FirstEnergy’s spokesperson, Tricia Ingraham, pointed to West Virginia’s support for maintaining coal generation, emphasizing that reducing coal-fired output for environmental reasons would be inconsistent with state energy policy. This scenario underscores the tension between federal climate goals and state-level policies, which can complicate the path to decarbonization.

Clean Energy Momentum and Barriers

Despite the challenges highlighted in the report, there are some positive trends in the U.S. power sector’s transition to clean energy. According to the U.S. Energy Information Administration (EIA), over 40% of U.S. electricity currently comes from carbon-free resources. These include renewables like wind and solar, as well as nuclear energy

US electricity generation by source 2023

This is also echoed by Sarah Durdaller, a spokesperson for the Edison Electric Institute. Durdaller emphasized that achieving the 2035 target will require collaboration between environmental groups, industry leaders, and government entities to overcome obstacles such as building transmission infrastructure.

Another study by the Pacific Northwest National Laboratory (PNNL) suggests that completing 12 high-voltage electric transmission projects in the US West could significantly cut carbon emissions, reducing power-sector emissions by 73% from 2005 levels by 2030.

The study emphasizes the importance of renewable energy and improved transmission infrastructure in achieving national climate targets, including President Biden’s goal of a 100% carbon-free power system by 2035. These projects are seen as vital for connecting renewable energy sources to the grid and accelerating the transition to a cleaner energy future.

  • Improving grid resilience and expanding transmission capacity are seen as essential steps in making the power sector more sustainable.

Rural Energy Revolution: Will Co-Ops Catch Up?

The report also turned its focus to electric cooperatives, which supply power to many rural communities across the United States. These cooperatives, many of which are still heavily reliant on fossil fuels, generally received low grades in the analysis. 

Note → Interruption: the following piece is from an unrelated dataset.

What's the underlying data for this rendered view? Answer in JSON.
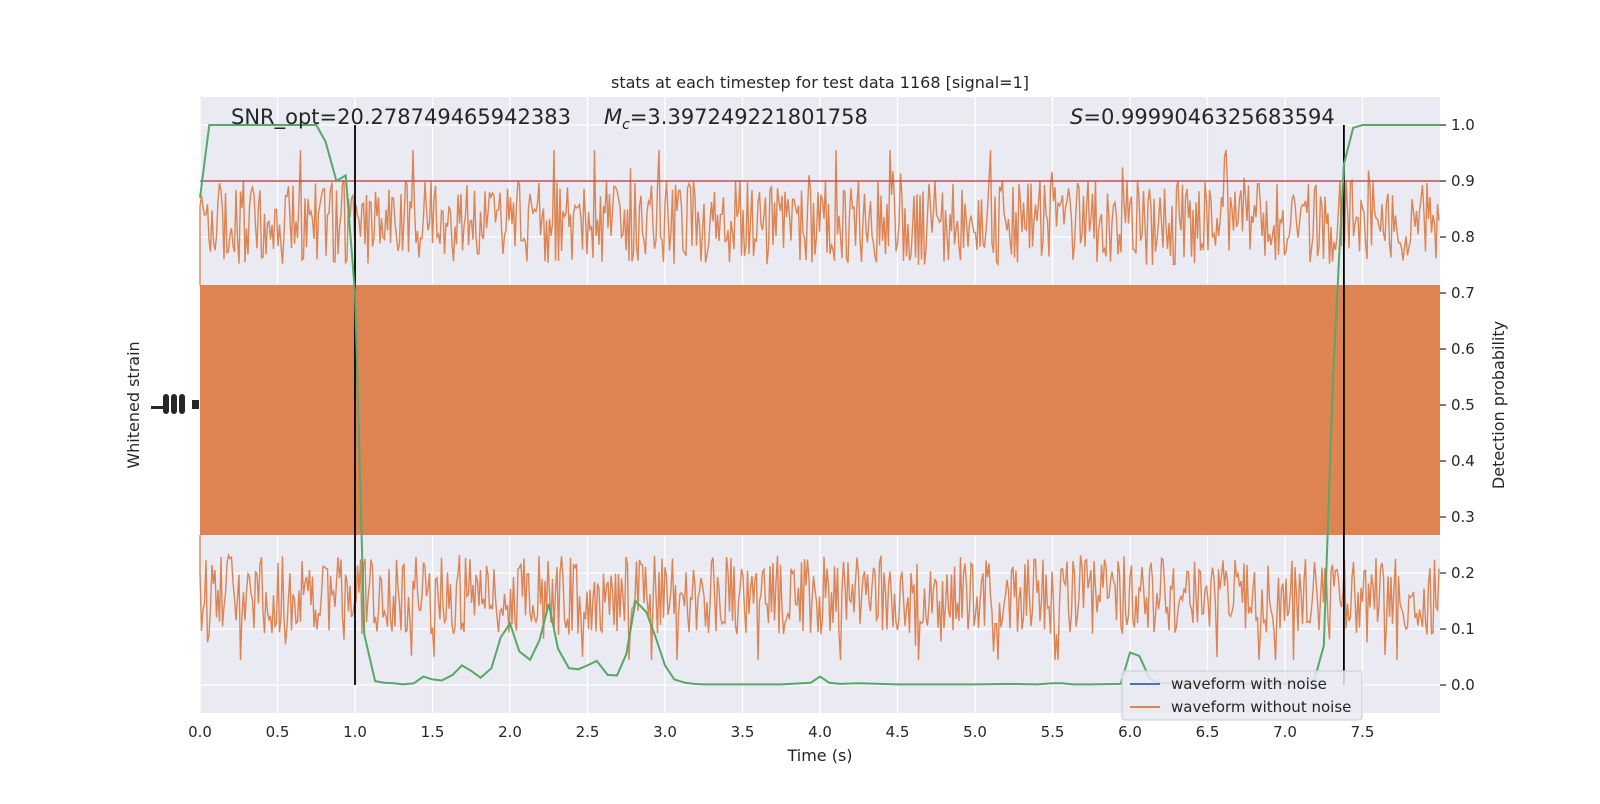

Still, the increase in renewable energy adoption among cooperatives is a sign that even these smaller players are beginning to embrace cleaner energy solutions.

The Sierra Club’s report highlights a significant disconnect between the U.S. utility sector’s current trajectory and the federal government’s 2035 decarbonization goals. While some progress has been made in adding renewable energy capacity, the planned expansion of natural gas generation poses a major hurdle to achieving a fully decarbonized power sector.

The study underscores the need for more ambitious actions and policies to steer utilities away from fossil fuel dependency and toward a cleaner, more sustainable America.